Bertemu dan mengenalmu, aku tetap menjadi diriku. Perempuan paling realistis. Tidak satu kalipun aku menaruh harapan apa-apa dengan kedekatan kita saat itu. Aku malah sering bertanya-tanya sendiri apa sebenarnya tujuanmu. Apa istimewanya aku sehingga kau bisa sebaik itu. Maksudku, aku tahu bagaimana diriku. Aku juga tahu bagaimana dirimu. Dengan dunia dan hidup yang kita punya, aku tidak mengerti bagaimana bisa kita menjadi sedekat itu. (lihat?

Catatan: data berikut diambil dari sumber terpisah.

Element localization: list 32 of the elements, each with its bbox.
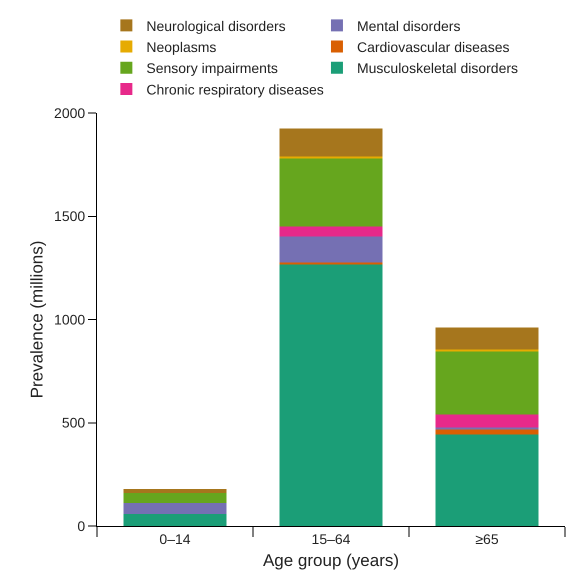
legend-label: Neoplasms (146, 39, 216, 55)
bar (280, 264, 382, 526)
legend-label: Chronic respiratory diseases (146, 81, 324, 98)
x-tick-label: 0–14 (159, 530, 191, 547)
y-tick-label: 2000 (54, 104, 86, 121)
bar (280, 226, 382, 236)
bar (436, 434, 538, 526)
y-tick-label: 1000 (54, 311, 86, 328)
y-tick-label: 500 (62, 414, 86, 431)
legend-label: Mental disorders (356, 18, 460, 34)
bar (280, 236, 382, 263)
bar (124, 493, 226, 504)
legend-label: Sensory impairments (146, 60, 278, 76)
y-tick-label: 1500 (54, 208, 86, 224)
legend-label: Neurological disorders (146, 18, 286, 34)
x-axis-title: Age group (years) (262, 551, 400, 570)
bar (124, 514, 226, 526)
x-tick-label: 15–64 (312, 530, 351, 547)
x-tick-label: ≥65 (475, 530, 499, 547)
y-tick-label: 0 (77, 518, 86, 534)
bar (436, 352, 538, 414)
bar (436, 328, 538, 350)
legend-label: Musculoskeletal disorders (356, 60, 518, 76)
bar (280, 158, 382, 227)
bar (124, 489, 226, 494)
bar (124, 503, 226, 514)
bar (436, 349, 538, 352)
bar (436, 429, 538, 434)
legend-label: Cardiovascular diseases (356, 39, 510, 55)
y-axis-title: Prevalence (millions) (28, 240, 47, 398)
bar (436, 414, 538, 428)
bar (280, 128, 382, 157)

Aku mulai bingung sebenarnya aku sedang bersikap realistis atau tidak punya rasa percaya diri) Namun setelah beberapa lama aku mempertahankan realistisme(?) yang aku anut, hatiku pelan-pelan mulai melunak. Aku pikir, bukan tidak mungkin kita bisa berteman sedekat itu. Aku pikir, tidak masalah sekalipun kita punya dunia yang berbeda. Aku pikir, semuanya hanya akan semengalir itu dan kita hanya akan sama sama terbawa arusnya tanpa harus khawatir tenggelam. Walaupun aku masih tidak berani mengharapkan apa-apa, aku akhirnya mulai meruntuhkan tembok yang kubangun untuk menjauhkan kecewa dari garis teritori hidupku. Sesuatu yang kemudian kusesali karena ternyata aku harus membangunnya kembali. Harus lebih tinggi. Harus lebih kokoh.

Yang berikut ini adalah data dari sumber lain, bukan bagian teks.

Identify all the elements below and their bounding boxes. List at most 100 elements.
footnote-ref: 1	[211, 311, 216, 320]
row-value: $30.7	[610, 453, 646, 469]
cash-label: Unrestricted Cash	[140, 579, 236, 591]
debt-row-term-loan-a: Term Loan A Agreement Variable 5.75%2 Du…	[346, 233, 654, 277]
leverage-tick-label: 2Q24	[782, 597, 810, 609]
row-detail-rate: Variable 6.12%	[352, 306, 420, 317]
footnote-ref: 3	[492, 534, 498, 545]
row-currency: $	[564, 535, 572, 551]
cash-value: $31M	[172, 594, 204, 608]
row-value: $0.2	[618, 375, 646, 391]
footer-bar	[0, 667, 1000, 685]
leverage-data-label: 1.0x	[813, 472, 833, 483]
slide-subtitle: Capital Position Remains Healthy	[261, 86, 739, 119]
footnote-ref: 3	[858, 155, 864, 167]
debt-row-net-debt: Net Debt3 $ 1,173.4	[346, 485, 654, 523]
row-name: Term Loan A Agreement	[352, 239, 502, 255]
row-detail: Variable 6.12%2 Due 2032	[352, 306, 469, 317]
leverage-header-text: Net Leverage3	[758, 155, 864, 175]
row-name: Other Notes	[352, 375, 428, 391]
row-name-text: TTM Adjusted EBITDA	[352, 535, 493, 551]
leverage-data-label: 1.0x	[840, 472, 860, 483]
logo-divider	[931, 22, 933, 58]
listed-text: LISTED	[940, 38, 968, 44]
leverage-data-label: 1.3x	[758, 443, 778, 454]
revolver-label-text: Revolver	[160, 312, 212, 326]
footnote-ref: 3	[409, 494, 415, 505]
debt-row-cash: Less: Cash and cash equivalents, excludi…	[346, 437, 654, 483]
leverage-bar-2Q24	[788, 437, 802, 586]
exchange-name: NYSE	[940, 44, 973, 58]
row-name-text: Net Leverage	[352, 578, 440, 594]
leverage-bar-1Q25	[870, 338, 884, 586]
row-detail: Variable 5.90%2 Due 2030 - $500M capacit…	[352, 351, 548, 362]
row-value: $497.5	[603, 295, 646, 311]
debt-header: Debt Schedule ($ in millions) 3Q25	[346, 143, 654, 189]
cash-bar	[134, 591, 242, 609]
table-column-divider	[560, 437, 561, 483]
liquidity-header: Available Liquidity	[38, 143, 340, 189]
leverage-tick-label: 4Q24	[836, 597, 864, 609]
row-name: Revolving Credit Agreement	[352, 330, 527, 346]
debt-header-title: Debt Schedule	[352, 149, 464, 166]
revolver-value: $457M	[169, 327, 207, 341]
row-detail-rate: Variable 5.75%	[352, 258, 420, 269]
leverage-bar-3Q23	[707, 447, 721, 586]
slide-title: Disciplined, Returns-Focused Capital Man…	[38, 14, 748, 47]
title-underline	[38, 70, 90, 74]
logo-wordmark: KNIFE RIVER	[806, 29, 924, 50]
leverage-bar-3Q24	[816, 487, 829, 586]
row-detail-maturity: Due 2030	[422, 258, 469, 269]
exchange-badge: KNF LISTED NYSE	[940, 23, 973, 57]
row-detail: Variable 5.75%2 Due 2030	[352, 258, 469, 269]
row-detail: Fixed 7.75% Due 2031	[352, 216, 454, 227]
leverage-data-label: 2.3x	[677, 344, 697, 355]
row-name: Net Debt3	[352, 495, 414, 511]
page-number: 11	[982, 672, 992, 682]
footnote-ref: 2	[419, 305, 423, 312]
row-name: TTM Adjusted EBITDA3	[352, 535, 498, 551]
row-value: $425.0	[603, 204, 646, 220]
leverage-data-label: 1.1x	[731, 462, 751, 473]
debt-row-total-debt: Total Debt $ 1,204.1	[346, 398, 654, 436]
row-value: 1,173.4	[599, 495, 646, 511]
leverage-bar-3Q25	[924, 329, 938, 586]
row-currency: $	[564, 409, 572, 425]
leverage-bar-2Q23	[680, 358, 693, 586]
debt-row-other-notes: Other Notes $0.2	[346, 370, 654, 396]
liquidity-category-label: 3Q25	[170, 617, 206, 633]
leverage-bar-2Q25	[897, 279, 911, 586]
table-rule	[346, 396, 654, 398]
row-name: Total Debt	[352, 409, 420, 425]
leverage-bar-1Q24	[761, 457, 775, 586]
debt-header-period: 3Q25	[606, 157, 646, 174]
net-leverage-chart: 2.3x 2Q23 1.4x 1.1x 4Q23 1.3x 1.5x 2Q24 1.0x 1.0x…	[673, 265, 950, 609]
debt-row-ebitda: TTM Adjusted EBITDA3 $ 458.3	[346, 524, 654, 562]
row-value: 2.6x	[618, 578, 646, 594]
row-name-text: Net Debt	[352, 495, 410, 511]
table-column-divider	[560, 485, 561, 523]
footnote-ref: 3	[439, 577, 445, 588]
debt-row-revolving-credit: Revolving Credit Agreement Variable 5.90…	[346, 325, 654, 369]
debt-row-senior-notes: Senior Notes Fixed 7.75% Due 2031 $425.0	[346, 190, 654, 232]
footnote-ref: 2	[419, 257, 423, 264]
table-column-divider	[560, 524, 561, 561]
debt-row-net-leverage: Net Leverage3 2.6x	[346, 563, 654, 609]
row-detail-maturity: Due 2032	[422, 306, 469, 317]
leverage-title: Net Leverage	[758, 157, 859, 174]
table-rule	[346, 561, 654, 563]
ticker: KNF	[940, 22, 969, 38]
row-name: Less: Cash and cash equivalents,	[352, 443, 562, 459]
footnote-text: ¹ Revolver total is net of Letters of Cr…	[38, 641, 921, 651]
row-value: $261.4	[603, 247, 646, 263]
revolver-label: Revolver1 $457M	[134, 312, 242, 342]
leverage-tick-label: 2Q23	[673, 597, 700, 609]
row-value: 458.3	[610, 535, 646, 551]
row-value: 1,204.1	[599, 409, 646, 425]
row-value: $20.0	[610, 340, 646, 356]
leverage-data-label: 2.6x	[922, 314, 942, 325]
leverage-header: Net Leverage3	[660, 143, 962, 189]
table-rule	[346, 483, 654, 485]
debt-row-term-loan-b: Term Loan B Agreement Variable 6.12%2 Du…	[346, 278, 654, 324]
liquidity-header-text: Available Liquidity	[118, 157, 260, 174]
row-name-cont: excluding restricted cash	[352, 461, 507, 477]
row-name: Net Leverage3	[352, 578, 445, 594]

Rasanya, seperti ada kecewa yang menyusup ketika tiba-tiba kau menghilang. Masih perlukah kujelaskan, bahwa sebelumnya aku terbiasa dengan hidupku yang sepi. Aku terbiasa dengan kesendirianku. Lalu saat kau mulai masuk ke hidupku, semua kebiasaan itu mulai berganti. Aku mulai terbiasa dengan adanya kamu di dekatku. Kita seperti selalu terhubung saat itu. Aku selalu tahu apa yang sedang kau kerjakan. Aku selalu tahu dimana kau berada. Aku selalu tahu bagaimana kau melewati harimu. Begitu pula sebaliknya. Maka ketika kemudian kau menghilang, aku malah merasa seperti ditinggalkan. Situasi itu seolah-olah membenarkan rasa tidak percaya diri itu menguasaiku. Padahal, aku masih ingin tahu bagaimana kabarmu. Padahal, aku masih ingin menceritakan hari-hariku.
Percayalah, sepanjang eksistensiku, kau adalah orang paling ajaib yang pernah kutemui. Karena dengan mudahnya kau membuatku membuka diri dalam waktu sesingkat itu. Sebelumnya, pernah ada satu orang yang mencoba mendekat. Tahun berganti, tapi tidak sedikitpun ia menyesakkan hatiku ketika kemudian ia memilih berhenti. Pun tidak ada rasa kecewa dalam hatiku ketika ia tidak dapat membuktikan ucapannya. Tapi kau, Ya Tuhan, bagaimana ini bisa terjadi. Bukankah aku tidak berharap apa-apa. Bukankah aku masih berpikir realistis. Tapi kenapa rasanya tidak rela ketika kau mulai menjauh. Kenapa rasanya mulai sesak setiap kali aku tahu bahwa kau tidak lagi peduli. Sepertinya, kali ini aku mulai dikecewakan. Bukan oleh diriku sendiri, tapi olehmu.